As part of the IAS The Recovery of Beauty programme, CMH directors Jane Macnaughton and Corinne Saunders are very pleased to welcome Professor Elizabeth Archibald (Professor of Medieval Literature, University of Bristol and IAS Fellow, University of Durham) who will deliver the fourth lecture:
Professor Elizabeth Archibald
Bathing for Beauty in the Middle Ages
Monday 14 November 2011, 6.15 p.m. Lecture Room 201, Elvet Riverside, University of Durham
Was it common for people to have baths in Western Europe in the Middle Ages? How and where did they bathe? What was the main motivation: beauty, health, or pleasure? What sort of evidence is available for historical bathing practices, and does medieval literature give an accurate reflection of them? And what did the Church think about bathing? Elizabeth Archibald’s lecture will offer an overview of this rich topic.

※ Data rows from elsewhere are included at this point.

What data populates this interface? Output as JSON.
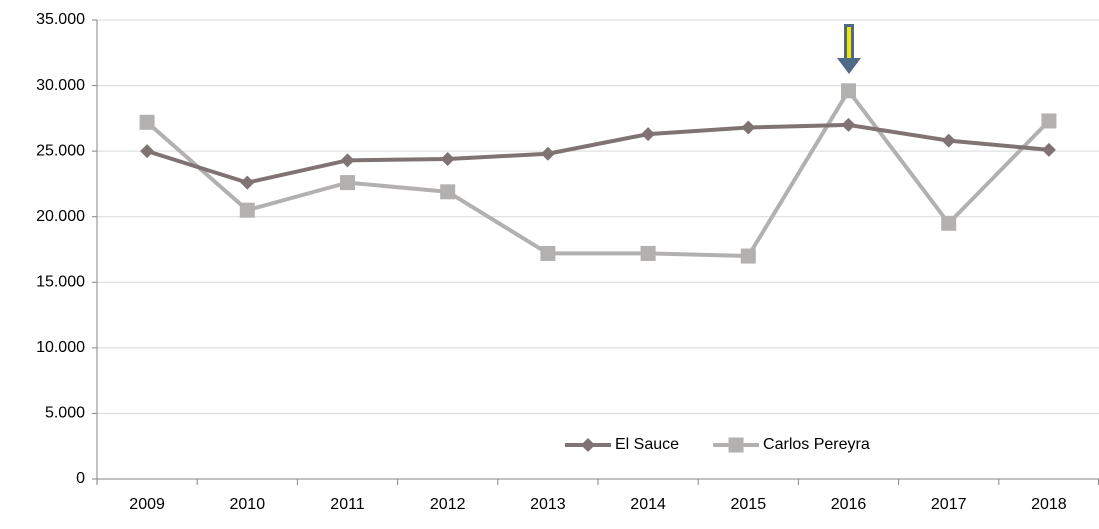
{
  "chart_data": {
    "type": "line",
    "categories": [
      "2009",
      "2010",
      "2011",
      "2012",
      "2013",
      "2014",
      "2015",
      "2016",
      "2017",
      "2018"
    ],
    "series": [
      {
        "name": "El Sauce",
        "color": "#7f7374",
        "marker": "diamond",
        "values": [
          25000,
          22600,
          24300,
          24400,
          24800,
          26300,
          26800,
          27000,
          25800,
          25100
        ]
      },
      {
        "name": "Carlos Pereyra",
        "color": "#b3b0b0",
        "marker": "square",
        "values": [
          27200,
          20500,
          22600,
          21900,
          17200,
          17200,
          17000,
          29600,
          19500,
          27300
        ]
      }
    ],
    "ylim": [
      0,
      35000
    ],
    "yticks": [
      0,
      {
        "value": 5000,
        "label": "5.000"
      },
      {
        "value": 10000,
        "label": "10.000"
      },
      {
        "value": 15000,
        "label": "15.000"
      },
      {
        "value": 20000,
        "label": "20.000"
      },
      {
        "value": 25000,
        "label": "25.000"
      },
      {
        "value": 30000,
        "label": "30.000"
      },
      {
        "value": 35000,
        "label": "35.000"
      }
    ],
    "grid": true,
    "legend": "bottom"
  }
}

Elizabeth Archibald studied Classics and then Anglo-Saxon Norse and Celtic at Newnham College, Cambridge, and did a PhD in Medieval Studies at Yale. She has taught at King’s College Cambridge and at the University of Victoria (Canada), and is now Professor of Medieval Literature in the English Department at the University of Bristol. Her research interests include the classical tradition in the Middle Ages, medieval romance (especially the Arthurian legend), the representation of women in medieval literature, and the interface between literature and history. Her publications include Apollonius of Tyre: Medieval and Renaissance Themes and Variations (1991); A Companion to Malory, co-edited with Tony Edwards (1996); Incest and the Medieval Imagination (2001), and The Cambridge Companion to the Arthurian Legend (2009). She is currently President of the British Branch of the International Arthurian Society. This year she has a Leverhulme Research Fellowship to work on a study of baths and bathing in medieval literature and society.
We very much hope that you are able to join us for this and forthcoming events in The Recovery of Beauty Lecture Series.